Oh, in case you’re wondering about Pegg’s description about outtakes from Happy Days in which Mrs. Cunningham and Fonzie are sexually frisky with each other being real or not…it is. “Ross and Winkler talk briefly about their characters’ relationship and how Marion called Fonzie “Arthur.” A never-before-seen outtake is shown where Fonzie and Marion are very affectionate with each other.”
Cat watch: My kitty is a lot better, thank you. She’s back mostly to normal, and the vet said this week that the tube will probably come out next week. She’s still not quite eating enough orally, but she at least is back to a minimally healthy weight (3.2kg, they are targetting 4kg for her) and is active again. Now that the jaundice is gone, it’s more important that she get back to normal and start eating, than for her to be force-fed. I’ll post updated pictures once I have a working digital camera again.

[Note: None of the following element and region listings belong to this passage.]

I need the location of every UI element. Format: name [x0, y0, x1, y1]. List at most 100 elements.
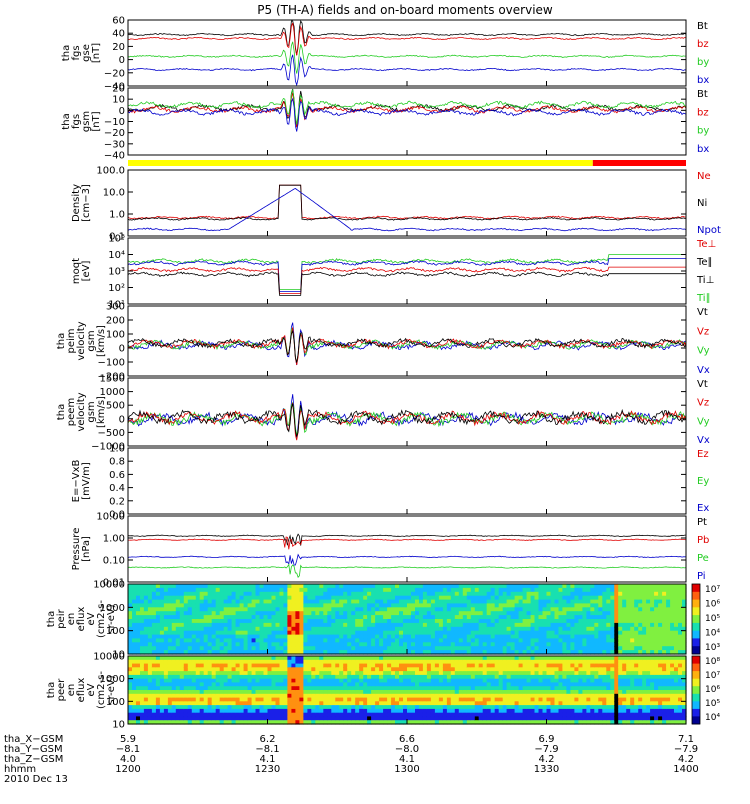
spectrogram-cell	[244, 667, 249, 671]
spectrogram-cell	[240, 584, 245, 589]
spectrogram-cell	[299, 638, 304, 643]
spectrogram-cell	[590, 615, 595, 620]
spectrogram-cell	[582, 646, 587, 651]
spectrogram-cell	[570, 646, 575, 651]
spectrogram-cell	[650, 596, 655, 601]
spectrogram-cell	[395, 656, 400, 660]
spectrogram-cell	[427, 607, 432, 612]
spectrogram-cell	[562, 631, 567, 636]
spectrogram-cell	[535, 611, 540, 616]
spectrogram-cell	[602, 588, 607, 593]
spectrogram-cell	[555, 709, 560, 713]
spectrogram-cell	[467, 642, 472, 647]
spectrogram-cell	[303, 619, 308, 624]
spectrogram-cell	[423, 671, 428, 675]
spectrogram-cell	[295, 675, 300, 679]
spectrogram-cell	[244, 690, 249, 694]
spectrogram-cell	[319, 592, 324, 597]
spectrogram-cell	[244, 642, 249, 647]
spectrogram-cell	[634, 627, 639, 632]
spectrogram-cell	[212, 592, 217, 597]
spectrogram-cell	[439, 701, 444, 705]
spectrogram-cell	[551, 623, 556, 628]
spectrogram-cell	[379, 584, 384, 589]
spectrogram-cell	[415, 596, 420, 601]
legend-entry: Ey	[697, 476, 709, 487]
spectrogram-cell	[232, 627, 237, 632]
spectrogram-cell	[311, 682, 316, 686]
spectrogram-cell	[164, 646, 169, 651]
spectrogram-cell	[622, 592, 627, 597]
spectrogram-cell	[471, 619, 476, 624]
spectrogram-cell	[451, 603, 456, 608]
spectrogram-cell	[236, 682, 241, 686]
spectrogram-cell	[415, 686, 420, 690]
spectrogram-cell	[547, 686, 552, 690]
spectrogram-cell	[407, 671, 412, 675]
spectrogram-cell	[638, 611, 643, 616]
spectrogram-cell	[331, 709, 336, 713]
spectrogram-cell	[283, 686, 288, 690]
spectrogram-cell	[136, 694, 141, 698]
spectrogram-cell	[507, 682, 512, 686]
spectrogram-cell	[260, 660, 265, 664]
spectrogram-cell	[598, 588, 603, 593]
spectrogram-cell	[343, 607, 348, 612]
spectrogram-cell	[435, 709, 440, 713]
spectrogram-cell	[283, 667, 288, 671]
spectrogram-cell	[415, 611, 420, 616]
spectrogram-cell	[232, 638, 237, 643]
spectrogram-cell	[463, 660, 468, 664]
spectrogram-cell	[650, 603, 655, 608]
mode-bar	[128, 160, 686, 166]
spectrogram-cell	[176, 671, 181, 675]
spectrogram-cell	[574, 646, 579, 651]
spectrogram-cell	[323, 638, 328, 643]
spectrogram-cell	[519, 682, 524, 686]
spectrogram-cell	[427, 592, 432, 597]
spectrogram-cell	[268, 656, 273, 660]
spectrogram-cell	[594, 584, 599, 589]
spectrogram-cell	[403, 709, 408, 713]
spectrogram-cell	[527, 631, 532, 636]
spectrogram-cell	[343, 592, 348, 597]
spectrogram-cell	[654, 638, 659, 643]
spectrogram-cell	[299, 607, 304, 612]
spectrogram-cell	[547, 690, 552, 694]
spectrogram-cell	[487, 607, 492, 612]
spectrogram-cell	[347, 627, 352, 632]
spectrogram-cell	[327, 631, 332, 636]
spectrogram-cell	[216, 671, 221, 675]
spectrogram-cell	[578, 701, 583, 705]
spectrogram-cell	[451, 682, 456, 686]
spectrogram-cell	[598, 656, 603, 660]
spectrogram-cell	[204, 690, 209, 694]
colorbar-swatch	[692, 592, 700, 600]
spectrogram-cell	[260, 675, 265, 679]
spectrogram-cell	[578, 709, 583, 713]
spectrogram-cell	[594, 646, 599, 651]
spectrogram-cell	[276, 603, 281, 608]
spectrogram-cell	[515, 646, 520, 651]
spectrogram-cell	[343, 675, 348, 679]
spectrogram-cell	[551, 584, 556, 589]
spectrogram-cell	[319, 709, 324, 713]
spectrogram-cell	[355, 607, 360, 612]
spectrogram-cell	[622, 615, 627, 620]
spectrogram-cell	[176, 656, 181, 660]
spectrogram-cell	[551, 646, 556, 651]
spectrogram-cell	[562, 646, 567, 651]
spectrogram-cell	[570, 607, 575, 612]
spectrogram-cell	[204, 667, 209, 671]
spectrogram-cell	[515, 656, 520, 660]
spectrogram-cell	[618, 603, 623, 608]
spectrogram-cell	[491, 656, 496, 660]
spectrogram-cell	[148, 611, 153, 616]
spectrogram-cell	[578, 690, 583, 694]
spectrogram-cell	[511, 682, 516, 686]
spectrogram-cell	[658, 592, 663, 597]
spectrogram-cell	[371, 592, 376, 597]
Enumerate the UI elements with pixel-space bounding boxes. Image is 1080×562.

As an American, I do irony like I do rigourous yoga at dawn on a Saturday morning with a hangover after a night of getting dead pissed. It’s a Godsend I black-out, else I’d experience the acute shame of my actions. Luckily I had that gun, as every upstanding American citizen should! Otherwise that wanker would’ve robbed me of all the worldly rubbish on my person.
Bollox! Where the devil’d I leave that gun?! Oh. no.